I have the following code:
struct el{
char *line;
struct el *next;
};
struct el *abc, def;
char *p1;
char buffer[100];
abc = &def;
gets(buffer);
p1 = malloc(strlen(buffer) + 1 );
strcpy( p1, buffer);
How can I make line point to the same string pointed by p1 without allocating the same string twice? Is it enough to write:
abc->line = p1;
Or do I also need to free the area pointed by p1?
I sense something smelly... Namely, that all your variables seem to be local variables (on the stack) that cease to exist when your function returns.
So would your function end with
return abc;
then you loose everything because you said abc= &def; and def is also a local variable. So yes, you can simply do abc->line= p1; but after the return you have lost abc (which points to def which was a stack variable that then no longer exists) and hence you have also lost abc->line and so you have a memory leak.
So you should expand the code you show us for us to be able to say "Yes you can do that".
The following is an example of a function that is wrong:
struct el{
char *line;
struct el *next;
};
struct el *example(void)
{
struct el *abc, def; // def is a local variable
char *p1;
char buffer[100];
abc = &def;
gets(buffer);
p1 = malloc( strlen(buffer) + 1 );
strcpy( p1, buffer);
abc->line= p1;
return abc; // def won't exist anymore after the function returns
}
To fix this error, you should also do abc= malloc(sizeof(struct el)); or pass a pointer variable to the function, for example:
void example2(struct el *abc)
{
char *p1;
// ...
abc->line= p1;
}
and call as for example:
int main(void)
{
struct el pqr = {0};
example2(&pqr);
// ...
}
How can I make
linepoint to the same string pointed byp1without allocating the same string twice? Is it enough to write:abc->line = p1;
Yes, you can do that. abc->line will be pointing to the same memory address as p1.
Or do I also need to free the area pointed by 'p1'?
No, you don't need to free both. You should either use:
free(abc->line);
or:
free(p1);
You only need one of them, as both pointers are pointing to the same memory address, when you free one you free both.
Note that by freeing abc->line, p1 will become a dangling pointer, it will be pointing no nothing meaningful.
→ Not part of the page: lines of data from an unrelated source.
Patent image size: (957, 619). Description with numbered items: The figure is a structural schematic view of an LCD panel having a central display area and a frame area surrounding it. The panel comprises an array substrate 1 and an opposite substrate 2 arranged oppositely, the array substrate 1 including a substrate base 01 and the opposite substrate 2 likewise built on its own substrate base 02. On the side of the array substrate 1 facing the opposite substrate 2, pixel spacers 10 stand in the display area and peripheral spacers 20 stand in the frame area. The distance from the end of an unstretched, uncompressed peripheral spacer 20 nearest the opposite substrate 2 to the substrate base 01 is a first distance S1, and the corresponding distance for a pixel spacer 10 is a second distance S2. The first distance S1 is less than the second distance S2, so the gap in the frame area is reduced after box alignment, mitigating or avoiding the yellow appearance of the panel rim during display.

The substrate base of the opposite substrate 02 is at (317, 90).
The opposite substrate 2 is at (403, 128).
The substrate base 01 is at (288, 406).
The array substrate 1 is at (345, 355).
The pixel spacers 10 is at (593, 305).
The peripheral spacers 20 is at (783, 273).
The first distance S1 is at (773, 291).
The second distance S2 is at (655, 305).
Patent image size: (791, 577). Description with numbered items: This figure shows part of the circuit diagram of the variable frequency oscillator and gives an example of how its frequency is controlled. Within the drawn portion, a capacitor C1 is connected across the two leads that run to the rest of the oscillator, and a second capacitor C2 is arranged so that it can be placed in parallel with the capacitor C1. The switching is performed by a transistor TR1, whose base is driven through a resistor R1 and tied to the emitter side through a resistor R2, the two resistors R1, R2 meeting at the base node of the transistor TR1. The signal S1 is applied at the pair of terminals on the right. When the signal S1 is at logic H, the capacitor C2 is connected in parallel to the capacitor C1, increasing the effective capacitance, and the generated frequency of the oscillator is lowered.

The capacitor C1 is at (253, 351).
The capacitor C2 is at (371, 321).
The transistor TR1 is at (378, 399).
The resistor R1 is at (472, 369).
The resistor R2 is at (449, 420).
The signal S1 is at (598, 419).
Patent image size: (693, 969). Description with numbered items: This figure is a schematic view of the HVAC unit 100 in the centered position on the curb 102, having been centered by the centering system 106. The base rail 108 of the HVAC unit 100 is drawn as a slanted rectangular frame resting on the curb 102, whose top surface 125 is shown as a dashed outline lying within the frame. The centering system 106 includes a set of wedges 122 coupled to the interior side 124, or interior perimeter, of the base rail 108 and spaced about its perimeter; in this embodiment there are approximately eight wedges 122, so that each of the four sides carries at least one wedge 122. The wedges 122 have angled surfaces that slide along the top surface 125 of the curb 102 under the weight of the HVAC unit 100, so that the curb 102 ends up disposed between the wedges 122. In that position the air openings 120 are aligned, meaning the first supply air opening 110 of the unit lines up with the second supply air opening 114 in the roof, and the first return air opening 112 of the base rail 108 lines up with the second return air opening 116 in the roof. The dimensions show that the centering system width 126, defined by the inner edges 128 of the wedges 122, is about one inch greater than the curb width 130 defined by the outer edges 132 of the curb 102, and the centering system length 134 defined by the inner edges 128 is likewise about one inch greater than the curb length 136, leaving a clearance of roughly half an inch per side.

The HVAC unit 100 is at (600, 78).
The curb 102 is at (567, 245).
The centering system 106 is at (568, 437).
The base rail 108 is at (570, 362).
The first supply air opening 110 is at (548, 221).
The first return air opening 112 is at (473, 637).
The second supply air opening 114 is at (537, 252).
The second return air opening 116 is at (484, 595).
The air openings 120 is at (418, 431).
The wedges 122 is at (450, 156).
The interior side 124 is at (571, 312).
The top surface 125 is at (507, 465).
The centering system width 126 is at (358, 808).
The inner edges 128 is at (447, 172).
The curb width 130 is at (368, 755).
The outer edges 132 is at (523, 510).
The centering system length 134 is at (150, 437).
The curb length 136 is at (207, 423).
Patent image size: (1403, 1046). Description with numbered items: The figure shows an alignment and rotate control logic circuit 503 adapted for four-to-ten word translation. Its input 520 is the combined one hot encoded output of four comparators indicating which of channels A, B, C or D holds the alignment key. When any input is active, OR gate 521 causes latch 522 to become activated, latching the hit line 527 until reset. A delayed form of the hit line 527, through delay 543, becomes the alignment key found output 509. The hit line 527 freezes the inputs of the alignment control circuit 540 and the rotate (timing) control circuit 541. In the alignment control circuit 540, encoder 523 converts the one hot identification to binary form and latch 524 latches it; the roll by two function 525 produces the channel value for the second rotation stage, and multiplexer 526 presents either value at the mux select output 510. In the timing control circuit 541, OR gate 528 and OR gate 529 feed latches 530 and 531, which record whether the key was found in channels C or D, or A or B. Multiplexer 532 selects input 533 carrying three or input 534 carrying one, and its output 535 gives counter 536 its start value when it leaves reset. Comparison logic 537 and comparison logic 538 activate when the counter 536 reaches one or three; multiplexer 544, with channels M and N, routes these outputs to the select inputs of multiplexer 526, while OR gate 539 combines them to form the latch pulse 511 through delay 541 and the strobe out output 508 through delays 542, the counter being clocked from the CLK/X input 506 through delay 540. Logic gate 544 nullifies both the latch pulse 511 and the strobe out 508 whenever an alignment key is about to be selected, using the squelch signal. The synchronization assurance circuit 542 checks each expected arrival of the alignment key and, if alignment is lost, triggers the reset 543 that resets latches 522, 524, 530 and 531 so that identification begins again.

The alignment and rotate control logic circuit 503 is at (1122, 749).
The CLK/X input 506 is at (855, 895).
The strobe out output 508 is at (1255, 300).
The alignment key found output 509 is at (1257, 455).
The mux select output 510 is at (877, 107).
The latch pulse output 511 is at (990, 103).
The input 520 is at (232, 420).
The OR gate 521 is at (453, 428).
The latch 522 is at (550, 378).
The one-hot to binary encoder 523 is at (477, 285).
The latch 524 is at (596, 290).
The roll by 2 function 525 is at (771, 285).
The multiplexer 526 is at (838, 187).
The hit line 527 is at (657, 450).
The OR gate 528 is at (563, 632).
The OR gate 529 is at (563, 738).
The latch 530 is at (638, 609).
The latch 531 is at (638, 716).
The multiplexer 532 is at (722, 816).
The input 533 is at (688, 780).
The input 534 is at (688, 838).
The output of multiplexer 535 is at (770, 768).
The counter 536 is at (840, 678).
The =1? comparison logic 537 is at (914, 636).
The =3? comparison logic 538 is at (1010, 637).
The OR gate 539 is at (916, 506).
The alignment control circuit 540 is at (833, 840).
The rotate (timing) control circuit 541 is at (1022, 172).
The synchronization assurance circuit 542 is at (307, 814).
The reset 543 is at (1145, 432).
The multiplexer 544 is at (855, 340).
Recommended read regarding gets.
First, using gets() is not recommended. A good replacement is fgets().
How can I make 'line' point to the same string pointed by 'p1' without allocating >the same string twice?
Two pointers can both point to the same buffer simply by setting them to point to the address of the buffer. Dynamic memory allocation is not necessary. Given your code:
//the following are created in file global scope
struct el{
char *line;
struct el *next;
};
struct el *abc, def;
char *p1;
char buffer[100];
//The following is performed in local scope within a function, using global variables created above.
p1 = &buffer[0];//assign address of buffer to pointer p1
//same for char *line:
abc->line = &buffer[0];//assign address of buffer to member *line
//both will now accept input using fgets()
fgets(p1, sizeof(buffer), stdin);
fgets(abc->line, sizeof(buffer), stdin);
How can I make
linepoint to the same string pointed byp1without allocating the same string twice? Is it enough to writeabc->line = p1?
Yes. abc->line = p1; is correct.
Or do I also need to free the area pointed by
p1?
No, not at all. In opposite, If you would do so, line would point to nowhere.
Note that abc->line = p1; only assigned the value of the memory address of the chunk allocated by malloc() from p1 to the structure member line. They both are references to the **same ** memory allocated by malloc().
Never ever use gets(). Reason why is here. It is also removed from the C standard since C11.